ArtVersion’s Goran Paun Makes the Case for a Generative Pause in Senior Executive’s AI Think Tank

ArtVersion Principal and Creative Director Goran Paun is featured in the Senior Executive Think Tank panel “Building a More Competitive and Safer AI Ecosystem,” published June 18, 2026. The panel asks AI and digital leaders a single question: what one rule they would change to make AI competition more open, trustworthy, and safe.

Where much of the discussion centers on data portability, open training corpora, and infrastructure access, Paun takes a different angle. His concern is that the current race over-rewards speed, namely who can generate, automate, and ship the fastest. “I would build in a generative pause,” Paun says. The idea is not a pause on innovation but a practical checkpoint before AI outputs move straight into business, legal, creative, or operational decisions, with clearer provenance and accountability around the work. The advantage, in his view, belongs to the organizations that can tell which outputs to rely on, which to challenge, and where a human call still belongs.

The Generative Pause

This was not an offhand position. The generative pause is the subject of a VERSIONS® white paper, “The Generative Pause: A Framework for Designing Human Judgment Into Digital Systems,” first published in early 2025 and co-authored by Paun and Erin Lentz, Executive Director of Design at ArtVersion. The paper makes the case at length: three decades of design optimized for speed, the frictionless flow that carries a user from intention to action, were built for low-stakes choices and do not hold up once interfaces begin mediating financial commitments, clinical outputs, legal authorizations, and personnel decisions.

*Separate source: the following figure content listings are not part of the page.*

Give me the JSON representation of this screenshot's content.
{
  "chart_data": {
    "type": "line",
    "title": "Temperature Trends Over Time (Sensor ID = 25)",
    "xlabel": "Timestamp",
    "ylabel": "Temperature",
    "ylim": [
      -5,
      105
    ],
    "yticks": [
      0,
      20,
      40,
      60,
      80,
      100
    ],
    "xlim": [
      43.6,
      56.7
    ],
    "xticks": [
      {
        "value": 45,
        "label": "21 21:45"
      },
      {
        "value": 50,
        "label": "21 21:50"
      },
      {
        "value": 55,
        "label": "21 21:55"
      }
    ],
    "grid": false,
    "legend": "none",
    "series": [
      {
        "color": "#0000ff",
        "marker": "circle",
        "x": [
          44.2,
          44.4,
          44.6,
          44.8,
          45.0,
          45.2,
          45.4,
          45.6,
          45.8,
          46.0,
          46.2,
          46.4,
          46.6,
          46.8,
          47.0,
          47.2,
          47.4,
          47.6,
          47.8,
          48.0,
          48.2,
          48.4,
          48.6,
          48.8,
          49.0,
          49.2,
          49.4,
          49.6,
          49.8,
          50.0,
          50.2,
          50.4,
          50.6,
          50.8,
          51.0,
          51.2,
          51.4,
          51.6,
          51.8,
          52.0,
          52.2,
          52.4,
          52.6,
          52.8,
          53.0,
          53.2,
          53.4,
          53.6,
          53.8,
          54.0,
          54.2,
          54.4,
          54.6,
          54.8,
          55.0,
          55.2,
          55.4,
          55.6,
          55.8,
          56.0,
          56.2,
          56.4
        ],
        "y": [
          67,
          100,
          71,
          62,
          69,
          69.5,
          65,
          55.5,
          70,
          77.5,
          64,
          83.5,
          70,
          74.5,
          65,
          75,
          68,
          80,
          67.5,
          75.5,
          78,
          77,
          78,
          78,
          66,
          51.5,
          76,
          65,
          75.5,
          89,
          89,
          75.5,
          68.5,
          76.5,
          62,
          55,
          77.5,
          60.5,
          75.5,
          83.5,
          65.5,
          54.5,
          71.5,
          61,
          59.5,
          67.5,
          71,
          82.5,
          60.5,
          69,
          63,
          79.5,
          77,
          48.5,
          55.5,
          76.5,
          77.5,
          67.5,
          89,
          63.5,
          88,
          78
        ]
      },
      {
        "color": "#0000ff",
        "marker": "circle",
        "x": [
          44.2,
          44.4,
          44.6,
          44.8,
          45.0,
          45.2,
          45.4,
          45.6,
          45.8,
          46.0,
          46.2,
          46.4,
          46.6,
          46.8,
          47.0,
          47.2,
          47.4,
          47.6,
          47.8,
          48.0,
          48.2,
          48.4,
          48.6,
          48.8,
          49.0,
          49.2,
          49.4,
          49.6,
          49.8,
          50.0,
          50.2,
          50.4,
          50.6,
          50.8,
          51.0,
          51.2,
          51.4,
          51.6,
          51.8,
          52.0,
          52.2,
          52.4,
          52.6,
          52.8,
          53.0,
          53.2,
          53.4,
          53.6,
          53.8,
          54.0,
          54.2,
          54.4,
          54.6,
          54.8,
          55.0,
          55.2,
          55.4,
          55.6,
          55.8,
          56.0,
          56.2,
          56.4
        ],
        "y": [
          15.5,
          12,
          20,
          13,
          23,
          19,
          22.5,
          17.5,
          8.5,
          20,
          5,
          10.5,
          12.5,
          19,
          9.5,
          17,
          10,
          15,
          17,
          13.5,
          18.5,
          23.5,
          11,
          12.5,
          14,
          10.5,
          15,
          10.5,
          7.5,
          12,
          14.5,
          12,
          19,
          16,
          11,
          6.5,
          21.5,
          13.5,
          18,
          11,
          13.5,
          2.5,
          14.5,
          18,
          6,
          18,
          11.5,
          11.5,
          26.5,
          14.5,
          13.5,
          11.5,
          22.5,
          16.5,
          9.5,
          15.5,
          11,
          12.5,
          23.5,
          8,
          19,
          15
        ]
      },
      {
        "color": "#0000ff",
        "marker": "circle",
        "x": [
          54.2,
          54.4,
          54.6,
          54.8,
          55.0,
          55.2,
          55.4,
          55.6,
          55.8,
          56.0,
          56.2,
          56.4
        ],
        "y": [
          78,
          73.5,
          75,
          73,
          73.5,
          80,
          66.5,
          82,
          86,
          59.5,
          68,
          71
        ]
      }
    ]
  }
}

The framework names that gap the velocity problem and answers it with three governing principles. Conscious Verification replaces passive approval with structured engagement, so a person has to show real contact with an output before the system proceeds. Symmetric Benefit holds that a pause must give the user what they need to decide well, beyond giving the organization a record that approval occurred. Proportional Calibration matches the depth of the pause to the actual weight of the decision, since a routine sign-off and an irreversible authorization should not carry the same friction.

The argument is grounded in behavioral economics, in dual-process theory and hyperbolic discounting, and in where regulation is heading, including the EU AI Act’s treatment of human oversight as a design requirement rather than a matter of record. It also reframes how to measure success, proposing comprehension rate, error interception, downstream remediation cost, and long-term retention as the signals that show whether a pause is doing real work, rather than completion speed on its own.